Pertama, kebijakan fiskal APBN melalui langkah stabilisasi fiskal. Kementerian Keuangan
memberikan respons countercyclical melalui kebijakan fiskal dari sisi pengeluaran yaitu
percepatan belanja (dana desa, bansos).

Menjaga konsumsi rumah tangga miskin melalui berbagai program yang dapat dilakukan segera,
lebih tepat sasaran, coverage besar, dan berdampak langsung dapat menjadi solusi efektif.
Karena, marginal prospensity to consume (MPC) rumah tangga miskin tinggi, misal program
kartu sembako, kartu prakerja.
Selain itu, kebijakan fiskal dari sisi penerimaan yaitu stimulus untuk sektor terdampak. Menteri
Keuangan juga telah mengumumkan pajak hotel dan restoran dibayari pemerintah dengan DAK
(dana alokasi khusus). Total DAK mencapai Rp3,3 triliun. Itu sebagai kompensasi tutupnya
kunjungan wisman Tiongkok. Ini diharapkan menjadi angin segar meskipun kompensasi
pemerintah ke daerah belum tentu seimbang karena PAD bisa saja lebih besar yang diterima
daerah.

Saat ini, pergerakan penyebaran virus korona begitu cepat bahkan sudah menyebar luas.

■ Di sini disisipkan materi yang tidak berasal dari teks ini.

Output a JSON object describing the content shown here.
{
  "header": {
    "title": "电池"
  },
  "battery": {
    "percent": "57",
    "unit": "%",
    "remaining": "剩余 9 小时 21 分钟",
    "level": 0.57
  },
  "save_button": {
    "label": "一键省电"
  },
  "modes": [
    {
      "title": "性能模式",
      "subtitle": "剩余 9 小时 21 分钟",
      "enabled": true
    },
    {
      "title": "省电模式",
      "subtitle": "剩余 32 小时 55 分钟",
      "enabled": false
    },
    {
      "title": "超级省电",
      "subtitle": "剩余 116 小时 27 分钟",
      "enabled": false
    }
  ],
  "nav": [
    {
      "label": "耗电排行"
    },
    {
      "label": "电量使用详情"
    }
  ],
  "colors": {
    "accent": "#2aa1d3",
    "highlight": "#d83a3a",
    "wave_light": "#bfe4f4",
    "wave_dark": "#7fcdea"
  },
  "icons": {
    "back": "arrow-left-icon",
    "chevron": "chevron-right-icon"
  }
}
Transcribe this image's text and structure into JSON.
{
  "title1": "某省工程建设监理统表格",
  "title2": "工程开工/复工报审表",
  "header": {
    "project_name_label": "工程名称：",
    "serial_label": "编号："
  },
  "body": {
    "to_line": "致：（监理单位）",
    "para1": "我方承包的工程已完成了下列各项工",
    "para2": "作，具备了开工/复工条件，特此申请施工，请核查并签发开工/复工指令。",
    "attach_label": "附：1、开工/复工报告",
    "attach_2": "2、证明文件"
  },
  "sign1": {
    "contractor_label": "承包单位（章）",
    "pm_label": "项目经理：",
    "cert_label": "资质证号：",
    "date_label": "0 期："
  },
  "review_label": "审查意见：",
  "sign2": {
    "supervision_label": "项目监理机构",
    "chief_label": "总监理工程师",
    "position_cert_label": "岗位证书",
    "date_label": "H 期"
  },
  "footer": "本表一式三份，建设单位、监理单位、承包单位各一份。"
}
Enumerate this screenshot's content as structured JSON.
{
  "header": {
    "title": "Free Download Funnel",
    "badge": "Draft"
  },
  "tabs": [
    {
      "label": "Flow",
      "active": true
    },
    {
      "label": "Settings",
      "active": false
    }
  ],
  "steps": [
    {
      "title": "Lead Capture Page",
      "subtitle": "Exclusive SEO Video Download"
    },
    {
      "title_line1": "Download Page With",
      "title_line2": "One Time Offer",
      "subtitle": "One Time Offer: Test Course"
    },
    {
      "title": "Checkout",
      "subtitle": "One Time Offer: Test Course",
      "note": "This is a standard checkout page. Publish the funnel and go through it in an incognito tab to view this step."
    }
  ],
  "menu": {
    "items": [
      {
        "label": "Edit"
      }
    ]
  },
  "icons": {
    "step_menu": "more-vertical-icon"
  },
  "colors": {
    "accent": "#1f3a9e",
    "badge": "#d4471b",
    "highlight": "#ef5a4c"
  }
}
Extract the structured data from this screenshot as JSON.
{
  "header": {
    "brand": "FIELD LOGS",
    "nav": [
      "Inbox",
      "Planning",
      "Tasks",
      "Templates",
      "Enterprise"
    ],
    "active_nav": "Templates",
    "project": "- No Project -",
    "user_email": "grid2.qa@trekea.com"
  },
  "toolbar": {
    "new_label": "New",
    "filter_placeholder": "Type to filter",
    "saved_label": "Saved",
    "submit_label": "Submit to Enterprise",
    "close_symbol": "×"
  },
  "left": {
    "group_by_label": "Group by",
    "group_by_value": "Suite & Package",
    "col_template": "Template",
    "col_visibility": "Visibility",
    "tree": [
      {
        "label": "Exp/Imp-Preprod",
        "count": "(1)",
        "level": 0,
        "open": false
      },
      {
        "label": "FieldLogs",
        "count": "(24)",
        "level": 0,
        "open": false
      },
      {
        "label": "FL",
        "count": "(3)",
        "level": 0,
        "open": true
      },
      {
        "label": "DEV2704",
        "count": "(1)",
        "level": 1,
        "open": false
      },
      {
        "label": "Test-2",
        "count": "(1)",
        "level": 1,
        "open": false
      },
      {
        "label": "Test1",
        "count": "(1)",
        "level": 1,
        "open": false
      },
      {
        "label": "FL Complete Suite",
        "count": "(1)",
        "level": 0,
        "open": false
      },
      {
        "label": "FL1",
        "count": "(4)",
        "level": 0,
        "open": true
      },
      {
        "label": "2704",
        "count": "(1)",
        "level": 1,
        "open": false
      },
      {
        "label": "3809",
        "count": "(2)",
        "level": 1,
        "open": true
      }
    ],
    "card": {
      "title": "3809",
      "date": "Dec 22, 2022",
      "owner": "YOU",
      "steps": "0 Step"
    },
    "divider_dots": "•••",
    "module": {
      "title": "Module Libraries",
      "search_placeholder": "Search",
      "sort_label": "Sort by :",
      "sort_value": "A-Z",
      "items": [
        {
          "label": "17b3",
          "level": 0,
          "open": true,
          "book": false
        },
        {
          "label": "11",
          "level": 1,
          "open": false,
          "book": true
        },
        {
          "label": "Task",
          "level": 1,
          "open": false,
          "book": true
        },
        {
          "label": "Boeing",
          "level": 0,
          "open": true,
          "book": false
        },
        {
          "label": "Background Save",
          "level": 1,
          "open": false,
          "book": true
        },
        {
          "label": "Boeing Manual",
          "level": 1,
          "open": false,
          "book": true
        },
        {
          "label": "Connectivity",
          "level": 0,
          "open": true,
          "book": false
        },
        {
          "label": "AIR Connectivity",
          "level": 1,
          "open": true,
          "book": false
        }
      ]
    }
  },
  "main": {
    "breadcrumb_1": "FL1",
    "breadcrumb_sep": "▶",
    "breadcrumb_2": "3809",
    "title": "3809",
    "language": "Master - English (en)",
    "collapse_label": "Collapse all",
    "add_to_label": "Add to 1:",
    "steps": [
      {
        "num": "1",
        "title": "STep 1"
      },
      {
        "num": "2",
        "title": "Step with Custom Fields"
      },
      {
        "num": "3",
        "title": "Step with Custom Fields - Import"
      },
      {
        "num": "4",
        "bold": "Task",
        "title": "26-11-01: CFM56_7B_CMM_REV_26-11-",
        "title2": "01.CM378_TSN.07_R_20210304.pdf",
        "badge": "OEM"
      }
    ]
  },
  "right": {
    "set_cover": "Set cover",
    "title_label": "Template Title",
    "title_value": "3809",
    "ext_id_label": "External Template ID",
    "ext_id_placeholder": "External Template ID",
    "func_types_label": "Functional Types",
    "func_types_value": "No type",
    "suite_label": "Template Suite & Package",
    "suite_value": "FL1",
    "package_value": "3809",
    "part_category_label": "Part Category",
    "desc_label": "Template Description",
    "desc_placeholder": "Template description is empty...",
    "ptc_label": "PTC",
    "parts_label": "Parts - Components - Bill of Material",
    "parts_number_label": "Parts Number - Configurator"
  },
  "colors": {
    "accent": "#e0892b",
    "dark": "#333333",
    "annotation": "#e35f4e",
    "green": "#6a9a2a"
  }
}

Untuk
itu, kebijakan fiskal baik dari sisi pengeluaran maupun dari sisi penerimaan akan senantiasa
bergerak untuk menyesuaikan dengan perkembangan dari wabah korona ini.

Kedua, keberpihakan sektor riil dengan mempercepat reformasi struktural guna pengembangan
industri domestik. Pemerintah merespons kebijakan jangka pendek dengan tetap memperhatikan
kebijakan yang bersifat struktural dan berdimensi panjang. Di antaranya, dengan menginisiasi
omnibus law RUU Cipta kerja dan perpajakan.

Kementerian Perdagangan perlu melakukan relaksasi bagi kebijakan impor bahan baku untuk
kebutuhan industri. Penyebaran wabah virus korona telah membuat operasional banyak
perusahaan menjadi terganggu karena kekurangan bahan baku baik impor maupun dalam negeri.
Apabila tak segera direspons dengan baik, pada akhirnya akan membuat sektor produksi turut
terhambat. Hal itu berimplikasi pada meningkatnya harga yang nantinya bakal menaikkan tingkat
inflasi.

Ketiga, kebijakan moneter dan makro prudential melalui kebijakan akomodatif, operasi moneter
mendukung ketersediaan likuiditas, dan menjaga stabilitas nilai tukar dan suku bunga. Bank
Indonesia sudah bergerak cepat dengan mengeluarkan langkah lanjutan penguatan kebijakan
menurunkan suku bunga acuan. OJK juga melakukan pelonggaran bauran kebijakan untuk
membantu sektor-sektor keuangan yang terdampak.

Keempat, Kebijakan sektor keuangan melalui upaya tetap menjaga kepercayaan, menjaga
likuiditas, dan memperkuat ketahanan.
Kita sama-sama berharap dan tetap berfikir positif serta optimistis virus korona ini tidak terlalu
lama. Mitigasi risiko yang dilakukan pemerintah harus diimbangi dengan upaya optimal dalam
mengatasi musuh terbesar masyarakat Indonesia saat ini, yaitu rasa ketakutan dan kepanikan.

Komunikasi pemerintah yang cepat dan tepat perlu dilakukan. Terutama, terkait langkah-langkah
yang diambil untuk menurunkan risiko penyebaran dan percepatan penanganan penderita covid-
19. Serta, menjaga stabilitas harga dan ketersediaan kebutuhan masyarakat.